Snapshot Serengeti Talk

Questions regarding Raw data vs. Consensus aggregated data

  • asaffoox by asaffoox

    Hi All,
    As part of my master degree thesis, I am working with datasets I found on the web:
    consensus_data.csv
    raw_data_for_dryad.csv

    I seem to fail to understand how was the consensus data aggregated.

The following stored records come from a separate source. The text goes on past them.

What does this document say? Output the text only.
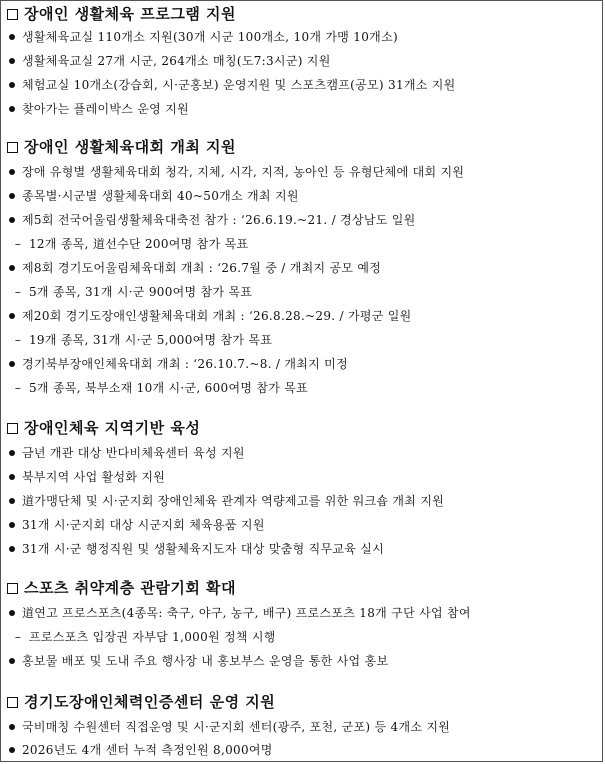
장애인 생활체육 프로그램 지원
생활체육교실 110개소 지원(30개 시군 100개소, 10개 가맹 10개소)
생활체육교실 27개 시군, 264개소 매칭(도7:3시군) 지원
체험교실 10개소(강습회, 시·군홍보) 운영지원 및 스포츠캠프(공모) 31개소 지원
찾아가는 플레이박스 운영 지원
장애인 생활체육대회 개최 지원
장애 유형별 생활체육대회 청각, 지체, 시각, 지적, 농아인 등 유형단체에 대회 지원
종목별·시군별 생활체육대회 40~50개소 개최 지원
제5회 전국어울림생활체육대축전 참가 : ‘26.6.19.~21. / 경상남도 일원
– 12개 종목, 道선수단 200여명 참가 목표
제8회 경기도어울림체육대회 개최 : ‘26.7월 중 / 개최지 공모 예정
– 5개 종목, 31개 시·군 900여명 참가 목표
제20회 경기도장애인생활체육대회 개최 : ‘26.8.28.~29. / 가평군 일원
– 19개 종목, 31개 시·군 5,000여명 참가 목표
경기북부장애인체육대회 개최 : ‘26.10.7.~8. / 개최지 미정
– 5개 종목, 북부소재 10개 시·군, 600여명 참가 목표
장애인체육 지역기반 육성
금년 개관 대상 반다비체육센터 육성 지원
북부지역 사업 활성화 지원
道가맹단체 및 시·군지회 장애인체육 관계자 역량제고를 위한 워크숍 개최 지원
31개 시·군지회 대상 시군지회 체육용품 지원
31개 시·군 행정직원 및 생활체육지도자 대상 맞춤형 직무교육 실시
스포츠 취약계층 관람기회 확대
道연고 프로스포츠(4종목: 축구, 야구, 농구, 배구) 프로스포츠 18개 구단 사업 참여
– 프로스포츠 입장권 자부담 1,000원 정책 시행
홍보물 배포 및 도내 주요 행사장 내 홍보부스 운영을 통한 사업 홍보
경기도장애인체력인증센터 운영 지원
국비매칭 수원센터 직접운영 및 시·군지회 센터(광주, 포천, 군포) 등 4개소 지원
2026년도 4개 센터 누적 측정인원 8,000여명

    From the information on the "consensus_data.csv" file, it seems like it is aggregated under CaptureEventID (no reference to specific image name) but there seems to be, in some cases, duplication of the same CaptureEventID with the same species and/or different ones.
    While on the "raw_data_for_dryad.csv" file I can see, for each CaptureEventID (no reference to specific image name), a list of users and their classifications.

    My questions:

    1. Why there are duplication of CaptureEventID on the "consensus_data.csv" file with the same species and/or different ones?
    2. Does the duplication means there are several images for the same CaptureEventID and by thus I need to differentiate between the two classification?
    3. If item #2 above is correct (I should differentiate between the two classification) - why there are cases where it is the same species stated on the duplicated CaptureEventID lines? Shouldn't they be aggregated as well to a single line?
    4. Is there a way to find the users specific classification for each image per CaptureEventID?

    Thanks in advanced,
    Asaf

    Posted

  • maricksu by maricksu moderator in response to asaffoox's comment.

    Hi asaffoox,

    This seems to be the same question as in

    https://talk.snapshotserengeti.org/?_ga=2.197090671.2138218604.1496352367-1394240084.1478376452#/boards/BSG0000001/discussions/DSG0001ult

    Please check info there 😃

    Posted